Annegret ist ein Mann – und Verteidigungsminister? Die KI hat in den letzten Monaten wohl zu wenig Zeitung gelesen. 

Die Software ist wissenstechnisch auf dem Stand von 2021. Ich frage mich: Was passiert, wenn Leute, die anfällig für Fake News sind, dieses Modell nutzen? Besteht die Gefahr, dass mit Chat GT eine neue Generation von Verschwörungstheoretikern heranwächst? 

Lisa Gotzian sagt dazu: „Wenn man bestimmte Wörter verwendet, triggert man verschiedene Teile des Modells. Wenn ich beispielsweise Formulierungen verwende, die sonst nur ein Verschwörungstheoretiker benutzt, wird es vermutlich auch in Verschwörungstheoretiker-Formulierungen antworten.“

Die 28-Jährige erklärt weiter: „Die KI hat in dem Sinne aber keinen moralischen Kompass. Open AI, das Unternehmen von ChatGPT, hat am Anfang und am Ende des Sprachmodells zwar eine Art Prüfungsebene, die checkt, ob etwas Schlimmes oder Illegales verfasst wird – beispielsweise, ob eine Nazi-Referenz mit drin ist. Das muss man trotzdem mit Vorsicht genießen.“

Spannend: Ein paar Tage nach meinem Experiment antwortet ChatGPT anders, das Modell lernt tatsächlich schnell dazu.

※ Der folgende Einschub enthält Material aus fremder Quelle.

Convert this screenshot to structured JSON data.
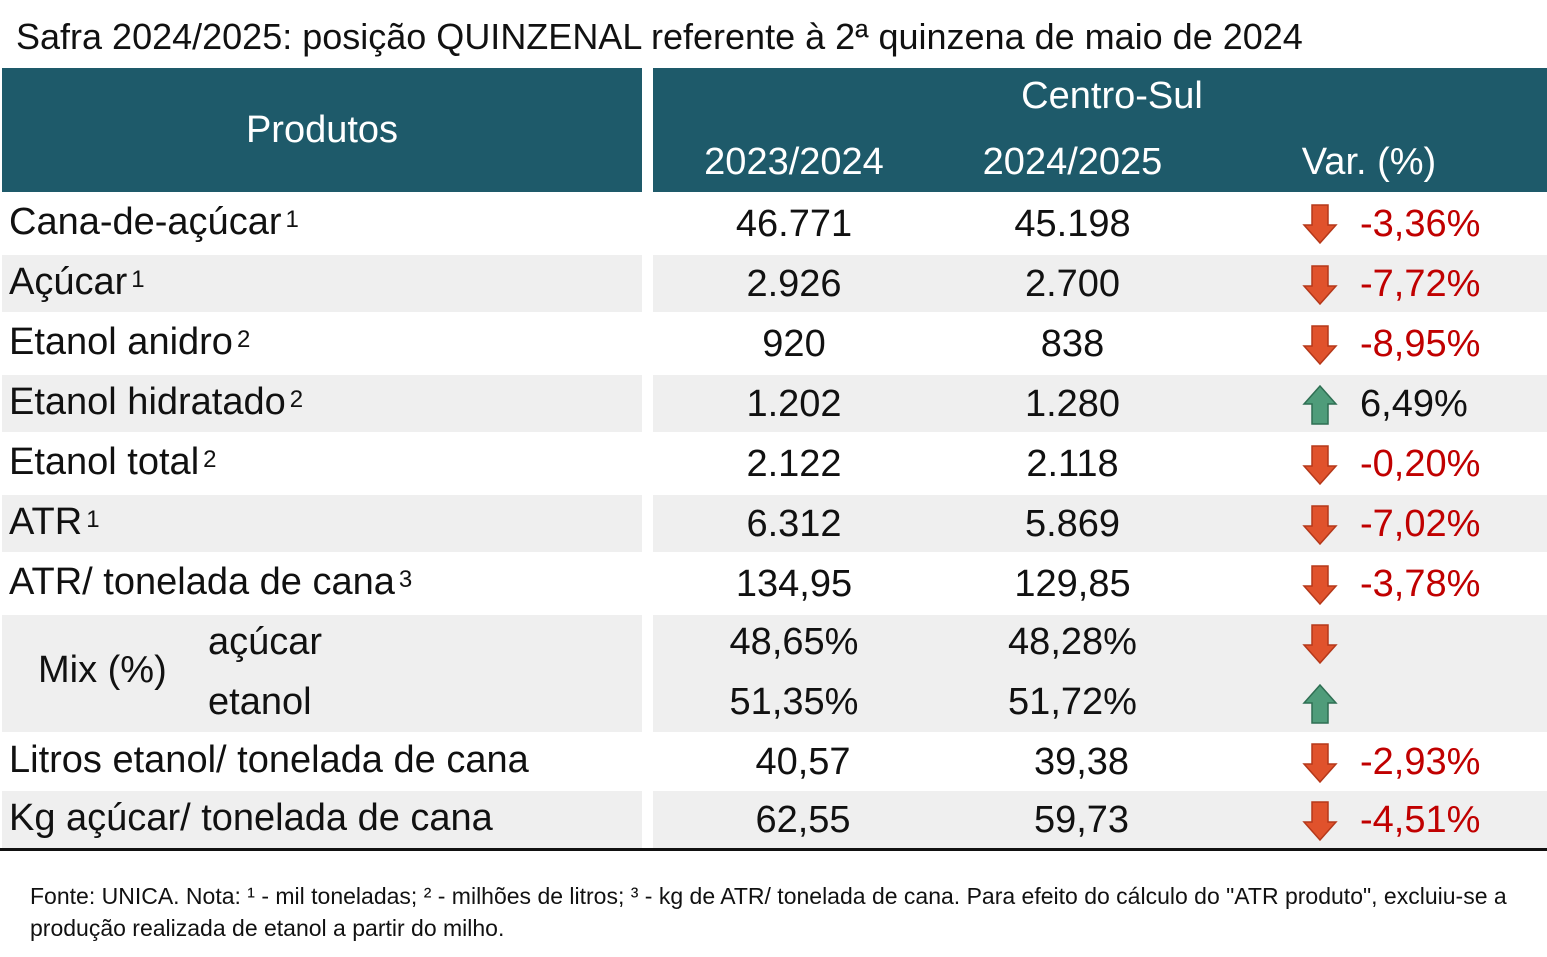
{
  "title": "Safra 2024/2025: posição QUINZENAL referente à 2ª quinzena de maio de 2024",
  "header": {
    "produtos": "Produtos",
    "region": "Centro-Sul",
    "col1": "2023/2024",
    "col2": "2024/2025",
    "col3": "Var. (%)",
    "color": "#1e5a6a"
  },
  "rows": [
    {
      "label": "Cana-de-açúcar",
      "note": "1",
      "v1": "46.771",
      "v2": "45.198",
      "var": "-3,36%",
      "trend": "down"
    },
    {
      "label": "Açúcar",
      "note": "1",
      "v1": "2.926",
      "v2": "2.700",
      "var": "-7,72%",
      "trend": "down"
    },
    {
      "label": "Etanol anidro",
      "note": "2",
      "v1": "920",
      "v2": "838",
      "var": "-8,95%",
      "trend": "down"
    },
    {
      "label": "Etanol hidratado",
      "note": "2",
      "v1": "1.202",
      "v2": "1.280",
      "var": "6,49%",
      "trend": "up"
    },
    {
      "label": "Etanol total",
      "note": "2",
      "v1": "2.122",
      "v2": "2.118",
      "var": "-0,20%",
      "trend": "down"
    },
    {
      "label": "ATR",
      "note": "1",
      "v1": "6.312",
      "v2": "5.869",
      "var": "-7,02%",
      "trend": "down"
    },
    {
      "label": "ATR/ tonelada de cana",
      "note": "3",
      "v1": "134,95",
      "v2": "129,85",
      "var": "-3,78%",
      "trend": "down"
    }
  ],
  "mix": {
    "label": "Mix (%)",
    "acucar": {
      "label": "açúcar",
      "v1": "48,65%",
      "v2": "48,28%",
      "trend": "down"
    },
    "etanol": {
      "label": "etanol",
      "v1": "51,35%",
      "v2": "51,72%",
      "trend": "up"
    }
  },
  "rows2": [
    {
      "label": "Litros etanol/ tonelada de cana",
      "v1": "40,57",
      "v2": "39,38",
      "var": "-2,93%",
      "trend": "down"
    },
    {
      "label": "Kg açúcar/ tonelada de cana",
      "v1": "62,55",
      "v2": "59,73",
      "var": "-4,51%",
      "trend": "down"
    }
  ],
  "colors": {
    "negative": "#c00000",
    "down_arrow": "#e0522c",
    "up_arrow": "#4f9c7a",
    "shade": "#efefef"
  },
  "footnote": "Fonte: UNICA. Nota: ¹ - mil toneladas; ² - milhões de litros; ³ - kg de ATR/ tonelada de cana. Para efeito do cálculo do \"ATR produto\", excluiu-se a produção realizada de etanol a partir do milho."
}
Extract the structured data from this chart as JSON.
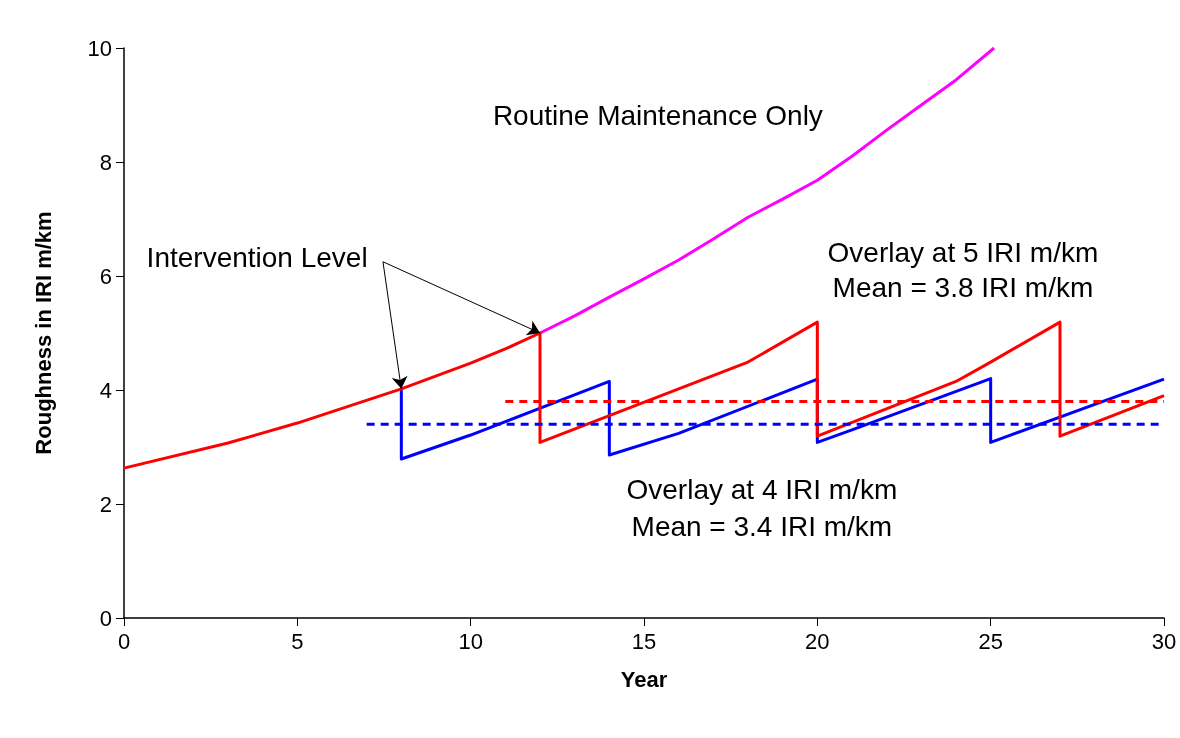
{
  "chart_data": {
    "type": "line",
    "xlabel": "Year",
    "ylabel": "Roughness in IRI m/km",
    "xlim": [
      0,
      30
    ],
    "xticks": [
      0,
      5,
      10,
      15,
      20,
      25,
      30
    ],
    "ylim": [
      0,
      10
    ],
    "yticks": [
      0,
      2,
      4,
      6,
      8,
      10
    ],
    "marker": "none",
    "series": [
      {
        "name": "Routine Maintenance Only",
        "color": "#ff00ff",
        "x": [
          12,
          13,
          14,
          15,
          16,
          17,
          18,
          19,
          20,
          21,
          22,
          23,
          24,
          25.1
        ],
        "values": [
          5.0,
          5.3,
          5.63,
          5.95,
          6.28,
          6.65,
          7.03,
          7.35,
          7.68,
          8.1,
          8.56,
          9.0,
          9.44,
          10
        ]
      },
      {
        "name": "Overlay at 4 IRI m/km",
        "color": "#0000ff",
        "x": [
          8,
          8,
          10,
          14,
          14,
          16,
          20,
          20,
          21,
          25,
          25,
          30
        ],
        "values": [
          4.02,
          2.79,
          3.21,
          4.15,
          2.86,
          3.24,
          4.19,
          3.08,
          3.3,
          4.2,
          3.08,
          4.19
        ]
      },
      {
        "name": "Overlay at 5 IRI m/km",
        "color": "#ff0000",
        "x": [
          0,
          3,
          5,
          8,
          10,
          11,
          12,
          12,
          14,
          18,
          20,
          20,
          24,
          25,
          27,
          27,
          30
        ],
        "values": [
          2.63,
          3.07,
          3.42,
          4.02,
          4.47,
          4.72,
          5.0,
          3.08,
          3.55,
          4.49,
          5.19,
          3.19,
          4.15,
          4.49,
          5.19,
          3.19,
          3.9
        ]
      },
      {
        "color": "#0000ff",
        "line_style": "dashed",
        "x": [
          7,
          30
        ],
        "values": [
          3.4,
          3.4
        ]
      },
      {
        "color": "#ff0000",
        "line_style": "dashed",
        "x": [
          11,
          30
        ],
        "values": [
          3.8,
          3.8
        ]
      }
    ],
    "annotations": [
      {
        "text": "Intervention Level",
        "x": 8,
        "y": 4.02
      },
      "Mean = 3.4 IRI m/km",
      "Mean = 3.8 IRI m/km"
    ]
  }
}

Wie sich ChatGPT entwickelt, sei unvorhersehbar. Seit Anfang Januar versucht Lisa Gotzian, sich jeden Tag upzudaten und zu verstehen, wie sich das Modell entwickelt – und trotzdem überrascht ChatGPT mit Sachen, die es auf einmal kann. „Ich kann behaupten, dass auch ein Elon Musk und auch die Leute von Open AI noch nicht ganz verstanden haben, wozu das Modell in der Lage ist. Das macht es gefährlich“, sagt sie. 

Es gab wohl den Ansatz einer Expertenrunde – die schlausten Köpfe der Welt sollten sich zusammensetzen, die KI gemeinsam regulieren und verstehen. Open AI sei unter anderem aus diesen Leuten hervorgegangen. Das Unternehmen habe die Experten-Treffen aber irgendwann privatisiert und sich mit Menschen wie Elon Musk zusammengetan. „ChatGPT hat [Stand März 2023] einen Monopol-Stellenwert“, sagt Gotzian. „Das Wissen dazu wird von Open AI nicht geteilt. Das sehen viele Experten, auch ich, kritisch.“

Feststeht: Open AI entwickelt den Chatbot trotzdem weiter. ChatGPT 4 (aktuell lautet die Version ChatGPT 3.5) soll unter anderem Videos produzieren können, die Fehleranfälligkeit reduzieren und in Microsoft-Produkte wie Word integriert werden. „Wir haben als Gesellschaft die Aufgabe, uns zu überlegen, wie wir das regulieren wollen “, sagt Lisa Gotzian. 

Ich fühle mich in der Verantwortung, das Experiment zu beenden. Okay, zugegeben – das Modell nervt mich auch ein bisschen mit seiner „Ich kann dir keine richtige Antwort geben“-Attitüde. Noch wahrscheinlich ist aber: Meine Fragen und Antworten sind für die KI zu dumm. Schließlich hat ChatGPT laut dem ZDF sogar schon eine Jura-Prüfung in Minnesota bestanden. Mein Selbstversuch zeigt: ChatGPT ist nicht für Spielereien gedacht, sondern für Experten, die wissen, wie man mit KI arbeitet. Das müssen wir als Gesellschaft erst noch lernen.